The shooting led to weeks of uncertainty about who fired the shots, with the father calling on residents to identify the shooter. Williams turned himself in after weeks, bonded out of jail for $350,000, and remained free until the plea hearing.

This led the elder Castro to condemn Harris County for its bail decisions for those accused of violent crimes. This was especially true after finding that Williams was able to secure his freedom through a bonding company that was no longer allowed to write bonds in Harris County after facing federal and local scrutiny, as reported by the Houston Chronicle.

This is a subject reported on frequently by The Dallas Express and one that has drawn much criticism in the wake of several violent crimes involving paroles committed in Dallas, such as the high-profile shooting at the Methodist Dallas Medical Center in October allegedly perpetrated by Nestor Hernandez, on parole at the time for aggravated robbery. 

Castro became further incensed upon learning that Williams had been released from jail no more than a year before the road rage incident after serving time for aggravated robbery.

“I have no security around my safety, my child’s safety, his mom’s safety,” said Castro. “He wasn’t supposed to have a gun. He had a gun. He was a felon.”

Over a year after the incident, as Castro sat in court, he said he wished Williams had shot him instead, according to the Houston Chronicle. 

“He had work to do in this world and you stole that,” Castro said. “There’s a world that should have existed and it’s gone.” 

Williams’ lawyer said the defendant accepted responsibility for the boy’s death by taking the plea agreement. 

“I know he’s very sorry for the death of David Castro,” lawyer Casey Keirnan said. 

Prosecutors viewed the plea, which came as both sides were prepared to pick a jury later this week, as “measured justice,” according to the Houston Chronicle. 

Keirnan said both sides would be risking it all if it went to trial.
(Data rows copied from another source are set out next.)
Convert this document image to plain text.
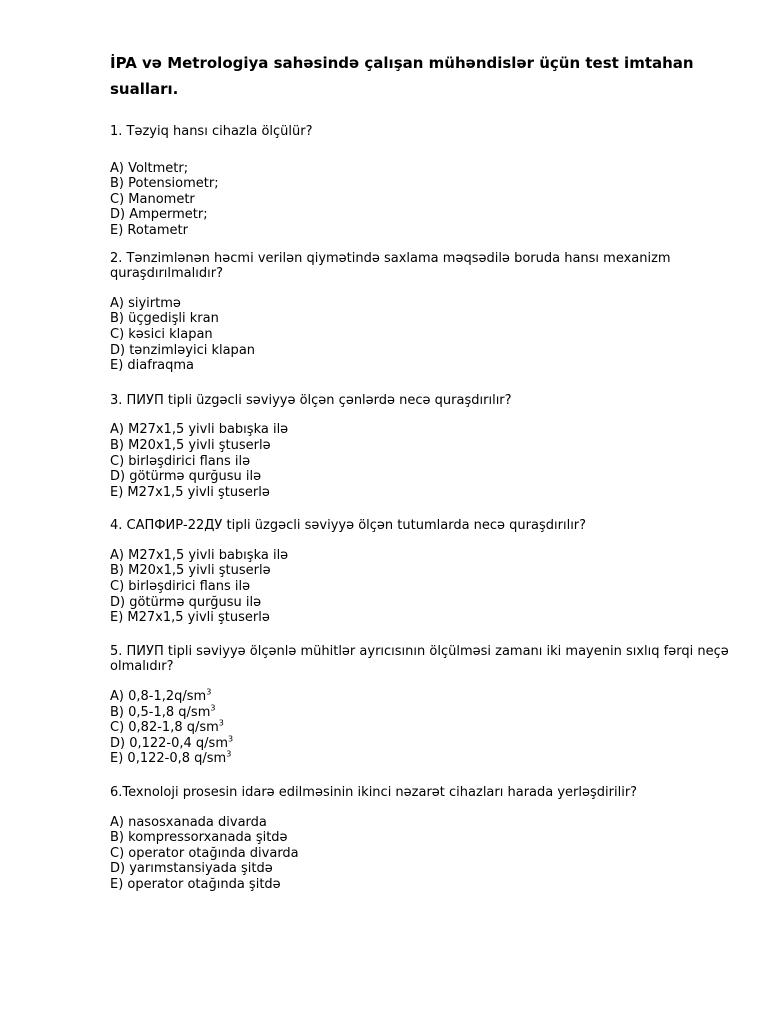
İPA və Metrologiya sahəsində çalışan mühəndislər üçün test imtahan sualları.

1. Təzyiq hansı cihazla ölçülür?

A) Voltmetr;
B) Potensiometr;
C) Manometr
D) Ampermetr;
E) Rotametr

2. Tənzimlənən həcmi verilən qiymətində saxlama məqsədilə boruda hansı mexanizm quraşdırılmalıdır?

A) siyirtmə
B) üçgedişli kran
C) kəsici klapan
D) tənzimləyici klapan
E) diafraqma

3. ПИУП tipli üzgəcli səviyyə ölçən çənlərdə necə quraşdırılır?

A) M27x1,5 yivli babışka ilə
B) M20x1,5 yivli ştuserlə
C) birləşdirici flans ilə
D) götürmə qurğusu ilə
E) M27x1,5 yivli ştuserlə

4. САПФИР-22ДУ tipli üzgəcli səviyyə ölçən tutumlarda necə quraşdırılır?

A) M27x1,5 yivli babışka ilə
B) M20x1,5 yivli ştuserlə
C) birləşdirici flans ilə
D) götürmə qurğusu ilə
E) M27x1,5 yivli ştuserlə

5. ПИУП tipli səviyyə ölçənlə mühitlər ayrıcısının ölçülməsi zamanı iki mayenin sıxlıq fərqi neçə olmalıdır?

A) $0,8-1,2q/sm^3$
B) 0,5-1,8 $q/sm^3$
C) 0,82-1,8 $q/sm^3$
D) 0,122-0,4 $q/sm^3$
E) 0,122-0,8 $q/sm^3$

6.Texnoloji prosesin idarə edilməsinin ikinci nəzarət cihazları harada yerləşdirilir?

A) nasosxanada divarda
B) kompressorxanada şitdə
C) operator otağında divarda
D) yarımstansiyada şitdə
E) operator otağında şitdə
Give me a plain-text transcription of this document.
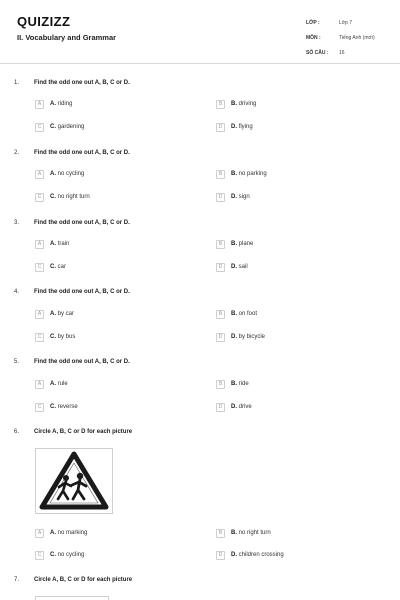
QUIZIZZ
II. Vocabulary and Grammar
LỚP :	Lớp 7
MÔN :	Tiếng Anh (mới)
SỐ CÂU :	16
1. Find the odd one out A, B, C or D.
A	A. riding	B	B. driving
C	C. gardening	D	D. flying
2. Find the odd one out A, B, C or D.
A	A. no cycling	B	B. no parking
C	C. no right turn	D	D. sign
3. Find the odd one out A, B, C or D.
A	A. train	B	B. plane
C	C. car	D	D. sail
4. Find the odd one out A, B, C or D.
A	A. by car	B	B. on foot
C	C. by bus	D	D. by bicycle
5. Find the odd one out A, B, C or D.
A	A. rule	B	B. ride
C	C. reverse	D	D. drive
6. Circle A, B, C or D for each picture
A	A. no marking	B	B. no right turn
C	C. no cycling	D	D. children crossing
7. Circle A, B, C or D for each picture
While it could have meant a harsher sentence for Williams, he also could have walked free if jurors expressed doubt. Evidence surrounding the identity of the shooter was an issue, according to the Houston Chronicle. 

“Under the circumstance and the state of the evidence and under the totality of the circumstances, we achieved justice in this case, in my view,” said David Mitcham, the first assistant for the Harris County District Attorney’s Office.